Type | Has ID | MID | GID | %MID | %GID |
OTHER | 226,529,516 | 186,523,847 | 40,005,669 | 82.34 | 17.66 |
PERSON | 654,485,433 | 509,726,906 | 144,758,527 | 77.88 | 22.12 |
LOCATION | 973,468,295 | 921,706,340 | 51,761,955 | 94.68 | 5.32 |
ORGANIZATION | 680,416,623 | 611,166,005 | 69,250,618 | 89.82 | 10.18 |
EVENT | 40,927,168 | 37,069,242 | 3,857,926 | 90.57 | 9.43 |
WORK_OF_ART | 74,243,538 | 57,144,383 | 17,099,155 | 76.97 | 23.03 |
CONSUMER_GOOD | 29,991,226 | 25,107,021 | 4,884,205 | 83.71 | 16.29 |
UNKNOWN | 693,961 | 651,035 | 42,926 | 93.81 | 6.19 |
How might we test this theory? One simple way would be to limit our analysis to only news coverage published since the start of this year, focusing on entities being discussed right now:
SELECT entity.type, count(1) cnt FROM `gdelt-bq.gdeltv2.geg_gcnlapi`, unnest(entities) entity where DATE(date) >= "2021-01-01" and entity.mid like '/m/%' group by entity.type order by cnt desc SELECT entity.type, count(1) cnt FROM `gdelt-bq.gdeltv2.geg_gcnlapi`, unnest(entities) entity where DATE(date) >= "2021-01-01" and entity.mid like '/g/%' group by entity.type order by cnt desc
This yields the table below in which Google Knowledge Graph entities account for a much larger portion of entity mentions, though still not a majority, offering a reminder that a small number of long-standing entities tends to dominate news coverage. It suggests that static knowledge graphs will capture a large portion of entity mentions, but that graphs age quickly, missing more mentions each day.
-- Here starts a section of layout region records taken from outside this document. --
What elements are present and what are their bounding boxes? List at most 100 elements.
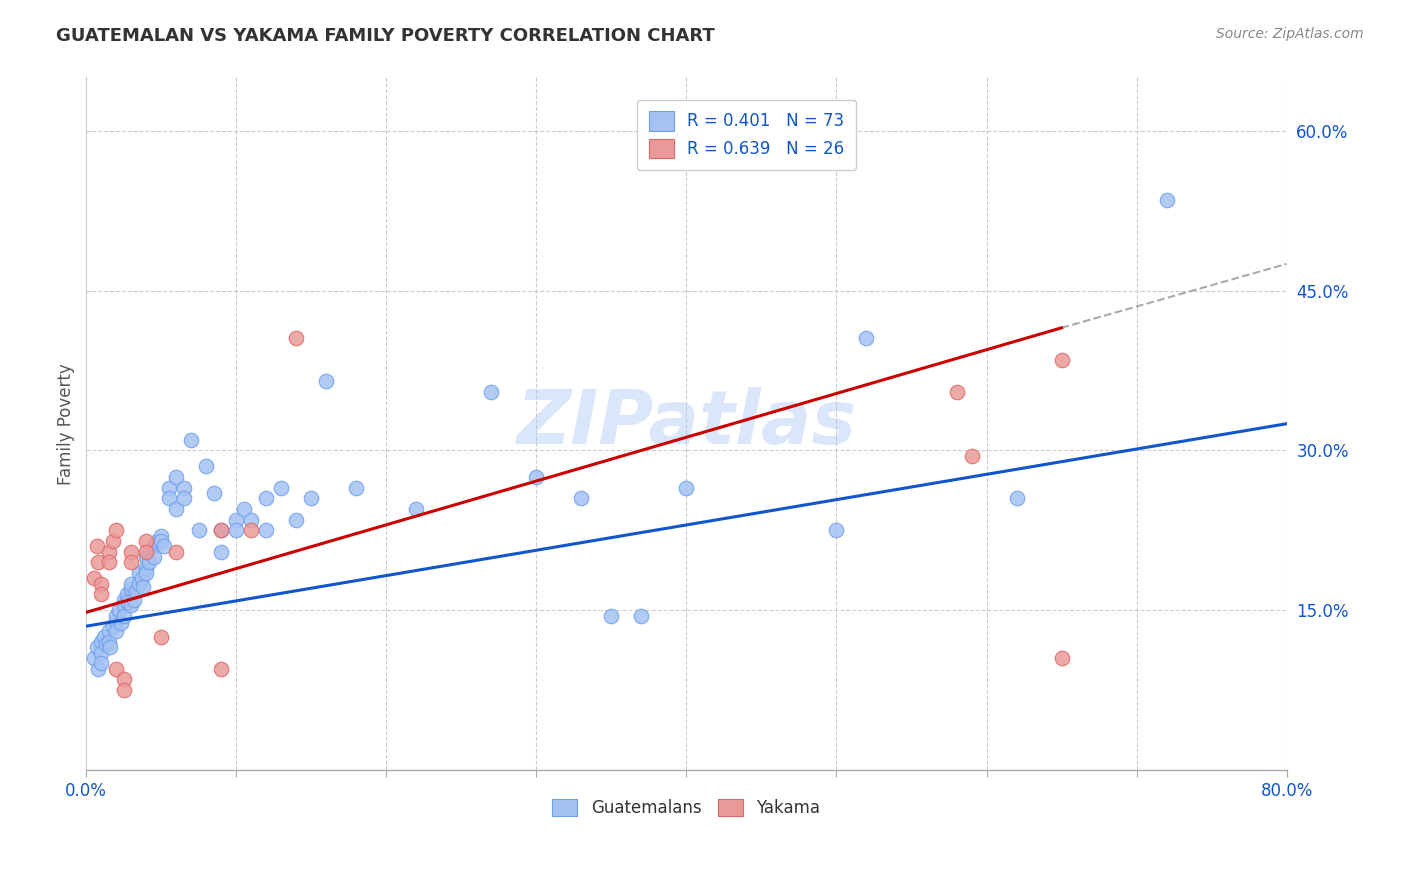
Point [225, 523, 247, 537]
Point [97, 544, 120, 558]
Point [240, 523, 263, 537]
Point [405, 502, 427, 516]
Point [1156, 193, 1178, 207]
Point [146, 533, 169, 548]
Point [285, 331, 308, 345]
Point [1050, 352, 1073, 367]
Point [98, 640, 121, 655]
Point [135, 544, 157, 558]
Point [150, 533, 173, 548]
Point [1005, 491, 1028, 506]
Point [600, 608, 623, 623]
Point [87, 662, 110, 676]
Point [112, 683, 135, 698]
Point [173, 491, 195, 506]
Point [83, 651, 105, 665]
Text: ZIPatlas: ZIPatlas [516, 387, 856, 460]
Point [135, 533, 157, 548]
Point [157, 491, 180, 506]
Point [93, 630, 115, 644]
Point [112, 673, 135, 687]
Point [90, 635, 112, 649]
Point [105, 608, 128, 623]
Point [825, 523, 848, 537]
Point [285, 513, 308, 527]
Point [202, 486, 225, 500]
Point [90, 646, 112, 660]
Point [97, 624, 120, 639]
Point [120, 576, 142, 591]
Point [960, 449, 983, 463]
Point [315, 374, 337, 388]
Point [120, 555, 142, 569]
Point [142, 539, 165, 553]
Point [209, 662, 232, 676]
Point [187, 523, 209, 537]
Point [90, 587, 112, 601]
Point [86, 539, 108, 553]
Point [173, 481, 195, 495]
Point [120, 598, 142, 612]
Point [125, 584, 148, 599]
Point [103, 533, 125, 548]
Point [90, 657, 112, 671]
Point [105, 614, 128, 628]
Point [344, 481, 367, 495]
Point [112, 598, 135, 612]
Point [135, 560, 157, 574]
Point [131, 571, 153, 585]
Point [108, 603, 131, 617]
Text: GUATEMALAN VS YAKAMA FAMILY POVERTY CORRELATION CHART: GUATEMALAN VS YAKAMA FAMILY POVERTY CORR… [56, 27, 716, 45]
Point [180, 433, 202, 447]
Point [105, 523, 128, 537]
Point [225, 513, 247, 527]
Point [110, 615, 132, 630]
Point [675, 481, 697, 495]
Point [132, 580, 155, 594]
Point [86, 640, 108, 655]
Point [97, 635, 120, 649]
Point [94, 637, 117, 651]
Point [571, 491, 593, 506]
Point [97, 555, 120, 569]
Point [232, 502, 254, 516]
Point [209, 523, 232, 537]
Point [135, 566, 157, 580]
Point [1050, 651, 1073, 665]
Point [165, 544, 187, 558]
Point [142, 549, 165, 564]
Point [945, 384, 967, 399]
Point [105, 624, 128, 639]
Point [135, 549, 157, 564]
Point [87, 555, 110, 569]
Point [270, 481, 292, 495]
Point [195, 459, 218, 474]
Point [103, 619, 125, 633]
Point [150, 528, 173, 542]
Y-axis label: Family Poverty: Family Poverty [58, 363, 75, 484]
Point [128, 566, 150, 580]
Point [526, 470, 548, 484]
Point [209, 523, 232, 537]
Point [120, 582, 142, 596]
Point [90, 576, 112, 591]
Point [124, 592, 146, 607]
Point [254, 491, 277, 506]
Point [112, 592, 135, 607]
Point [115, 587, 138, 601]
Legend: Guatemalans, Yakama: Guatemalans, Yakama [546, 792, 827, 824]
Point [855, 331, 877, 345]
Point [209, 544, 232, 558]
Point [112, 608, 135, 623]
Point [254, 523, 277, 537]
Point [120, 544, 142, 558]
Point [138, 555, 160, 569]
Point [105, 662, 128, 676]
Point [157, 481, 180, 495]
Point [153, 539, 176, 553]
Point [630, 608, 652, 623]
Point [299, 491, 322, 506]
Point [150, 630, 173, 644]
Point [165, 470, 187, 484]
Point [479, 384, 502, 399]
Most importantly, it means that static knowledge graphs will only encode the world as it was rather than as it is.
Type | Has ID | MID | GID | %MID | %GID |
OTHER | 25,035,360 | 17,385,741 | 7,649,619 | 69.44 | 30.56 |
PERSON | 68,018,501 | 45,639,843 | 22,378,658 | 67.10 | 32.90 |
LOCATION | 98,406,356 | 91,802,549 | 6,603,807 | 93.29 | 6.71 |
ORGANIZATION | 67,661,532 | 57,172,304 | 10,489,228 | 84.50 | 15.50 |
EVENT | 3,721,561 | 3,242,638 | 478,923 | 87.13 | 12.87 |
WORK_OF_ART | 6,819,170 | 4,572,723 | 2,246,447 | 67.06 | 32.94 |
CONSUMER_GOOD | 3,667,290 | 2,765,229 | 902,061 | 75.40 | 24.60 |
Hopefully this analysis inspires you with new ideas of how to use the Global Entity Graph!